The September auction follows two similarly successful efforts in March and June, all of which are aimed at lowering greenhouse gas emissions in the province.
The government puts caps on the amount of pollution companies in certain industries can emit, and if they exceed those limits they must buy allowances at auction or from other companies that come in under their limits.
The first auction in March brought in $472 million and the June results show the second auction brought in about $504 million.
The government says the most recent auction brought in just shy of $526 million, bringing the total for the program to roughly $1.5 billion.
Revenues are being put toward green projects including retrofitting homes and putting fuel-efficient school buses on the road.
“Ontario needs a realistic approach to fighting climate change that balances affordability with action,” Environment Minister Chris Ballard said in a statement. “That’s why our plan, which puts a cap on the pollution businesses can release into the atmosphere and stimulates low-carbon choices, comes at the cheapest price possible for people and our economy.”

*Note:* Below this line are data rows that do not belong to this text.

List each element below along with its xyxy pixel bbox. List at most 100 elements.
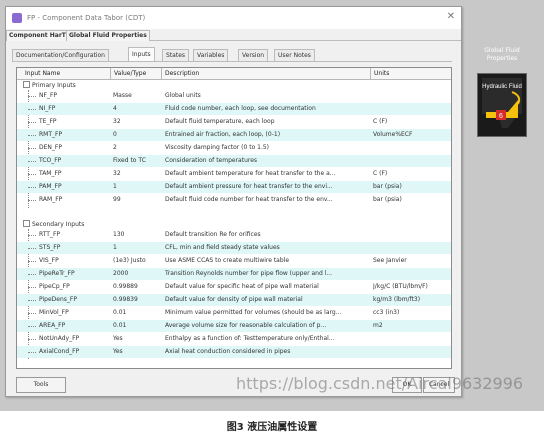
group-secondary-inputs[interactable]: Secondary Inputs: [23, 220, 84, 228]
tools-button[interactable]: Tools: [16, 377, 66, 393]
collapse-toggle-icon[interactable]: [23, 220, 30, 227]
value-cell[interactable]: 99: [113, 196, 159, 203]
table-header: Input Name Value/Type Description Units: [17, 68, 451, 80]
table-row[interactable]: NF_FP Masse Global units: [17, 90, 451, 102]
group-primary-inputs[interactable]: Primary Inputs: [23, 81, 76, 89]
tree-connector: [28, 148, 36, 149]
tab-inputs[interactable]: Inputs: [128, 47, 155, 61]
description-cell: Axial heat conduction considered in pipe…: [165, 348, 291, 355]
table-row[interactable]: VIS_FP (1e3) Justo Use ASME CCAS to create…: [17, 255, 451, 267]
value-cell[interactable]: 0.99889: [113, 283, 159, 290]
table-row[interactable]: RTT_FP 130 Default transition Re for orifi…: [17, 229, 451, 241]
tree-connector: [28, 187, 36, 188]
close-icon[interactable]: ✕: [447, 11, 455, 22]
table-row[interactable]: TCO_FP Fixed to TC Consideration of temper…: [17, 155, 451, 167]
table-row[interactable]: PAM_FP 1 Default ambient pressure for heat…: [17, 181, 451, 193]
description-cell: Default transition Re for orifices: [165, 231, 261, 238]
description-cell: Default value for density of pipe wall m…: [165, 296, 303, 303]
description-cell: Default ambient pressure for heat transf…: [165, 183, 333, 190]
tree-connector: [28, 109, 36, 110]
value-cell[interactable]: (1e3) Justo: [113, 257, 159, 264]
value-cell[interactable]: Yes: [113, 335, 159, 342]
app-icon: [12, 13, 22, 23]
tab-documentation[interactable]: Documentation/Configuration: [12, 49, 109, 61]
value-cell[interactable]: 0.01: [113, 322, 159, 329]
input-name-cell: MinVol_FP: [39, 309, 69, 316]
tab-component[interactable]: Component HarTF: [6, 30, 73, 41]
table-row[interactable]: RMT_FP 0 Entrained air fraction, each loop…: [17, 129, 451, 141]
table-row[interactable]: DEN_FP 2 Viscosity damping factor (0 to 1.…: [17, 142, 451, 154]
column-divider[interactable]: [370, 68, 371, 79]
inputs-table: Input Name Value/Type Description Units …: [16, 67, 452, 369]
tree-connector: [28, 313, 36, 314]
tree-connector: [28, 135, 36, 136]
value-cell[interactable]: 2000: [113, 270, 159, 277]
tree-connector: [28, 339, 36, 340]
table-row[interactable]: AxialCond_FP Yes Axial heat conduction con…: [17, 346, 451, 358]
value-cell[interactable]: 0.99839: [113, 296, 159, 303]
input-name-cell: PipeReTr_FP: [39, 270, 75, 277]
value-cell[interactable]: Masse: [113, 92, 159, 99]
value-cell[interactable]: 0.01: [113, 309, 159, 316]
value-cell[interactable]: 130: [113, 231, 159, 238]
tab-states[interactable]: States: [162, 49, 190, 61]
description-cell: Default fluid temperature, each loop: [165, 118, 275, 125]
table-row[interactable]: AREA_FP 0.01 Average volume size for reaso…: [17, 320, 451, 332]
figure-caption: 图3 液压油属性设置: [226, 422, 318, 433]
input-name-cell: VIS_FP: [39, 257, 59, 264]
description-cell: Global units: [165, 92, 201, 99]
group-label: Primary Inputs: [32, 82, 76, 89]
value-cell[interactable]: 0: [113, 131, 159, 138]
column-header-units[interactable]: Units: [374, 70, 389, 77]
table-row[interactable]: PipeReTr_FP 2000 Transition Reynolds numbe…: [17, 268, 451, 280]
table-row[interactable]: NotUnAdy_FP Yes Enthalpy as a function of:…: [17, 333, 451, 345]
input-name-cell: NI_FP: [39, 105, 56, 112]
tab-global-fluid-properties[interactable]: Global Fluid Properties: [66, 30, 150, 41]
units-cell: J/kg/C (BTU/lbm/F): [373, 283, 428, 290]
description-cell: Viscosity damping factor (0 to 1.5): [165, 144, 270, 151]
table-row[interactable]: PipeDens_FP 0.99839 Default value for dens…: [17, 294, 451, 306]
tab-user-notes[interactable]: User Notes: [274, 49, 315, 61]
value-cell[interactable]: 2: [113, 144, 159, 151]
value-cell[interactable]: Fixed to TC: [113, 157, 159, 164]
column-divider[interactable]: [161, 68, 162, 79]
table-row[interactable]: RAM_FP 99 Default fluid code number for he…: [17, 194, 451, 206]
window-title: FP - Component Data Tabor (CDT): [27, 14, 146, 22]
tree-connector: [28, 274, 36, 275]
input-name-cell: NotUnAdy_FP: [39, 335, 80, 342]
tree-connector: [28, 161, 36, 162]
card-text: Hydraulic Fluid: [482, 84, 522, 90]
column-header-description[interactable]: Description: [165, 70, 199, 77]
input-name-cell: NF_FP: [39, 92, 58, 99]
collapse-toggle-icon[interactable]: [23, 81, 30, 88]
column-divider[interactable]: [110, 68, 111, 79]
description-cell: Default value for specific heat of pipe …: [165, 283, 319, 290]
tree-connector: [28, 300, 36, 301]
tree-connector: [28, 326, 36, 327]
input-name-cell: TAM_FP: [39, 170, 62, 177]
table-row[interactable]: TAM_FP 32 Default ambient temperature for …: [17, 168, 451, 180]
table-row[interactable]: MinVol_FP 0.01 Minimum value permitted for…: [17, 307, 451, 319]
table-row[interactable]: NI_FP 4 Fluid code number, each loop, see …: [17, 103, 451, 115]
units-cell: C (F): [373, 170, 388, 177]
table-row[interactable]: STS_FP 1 CFL, min and field steady state v…: [17, 242, 451, 254]
value-cell[interactable]: 1: [113, 244, 159, 251]
description-cell: CFL, min and field steady state values: [165, 244, 280, 251]
description-cell: Minimum value permitted for volumes (sho…: [165, 309, 342, 316]
value-cell[interactable]: 32: [113, 170, 159, 177]
tree-connector: [28, 174, 36, 175]
table-row[interactable]: PipeCp_FP 0.99889 Default value for specif…: [17, 281, 451, 293]
units-cell: m2: [373, 322, 383, 329]
column-header-value[interactable]: Value/Type: [114, 70, 146, 77]
column-header-input-name[interactable]: Input Name: [25, 70, 60, 77]
table-row[interactable]: TE_FP 32 Default fluid temperature, each l…: [17, 116, 451, 128]
tab-variables[interactable]: Variables: [193, 49, 229, 61]
units-cell: bar (psia): [373, 196, 402, 203]
value-cell[interactable]: 4: [113, 105, 159, 112]
value-cell[interactable]: 32: [113, 118, 159, 125]
tab-version[interactable]: Version: [238, 49, 269, 61]
description-cell: Default fluid code number for heat trans…: [165, 196, 333, 203]
value-cell[interactable]: Yes: [113, 348, 159, 355]
value-cell[interactable]: 1: [113, 183, 159, 190]
input-name-cell: AREA_FP: [39, 322, 66, 329]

The government said the auction saw 25,296,367 current allowances sell at a settlement price of $18.56 each, down slightly from the $18.72 per allowance recorded at the June auction.
Sales of future vintage credits continued an upward trajectory established in the second auction.
In addition to current allowances, bidders could also purchase credits for the year 2020. The government sold a quarter of future allowances at the first auction and roughly halt at the second, but said they sold out during the latest round of bidding.
The latest auction results put the province on track for the $1.8 billion the Liberal government expects to come from the quarterly auctions in 2017. Earlier this year, the government revised its projections downward for subsequent years, saying it expects about $1.4 billion annually, assuming the auctions sell an average of 80 per cent of allowances.
Since Jan. 1, cap and trade has added 4.3 cents per litre to the price of gasoline and about $80 a year to natural gas home heating costs, in addition to indirect costs that will be passed onto consumers.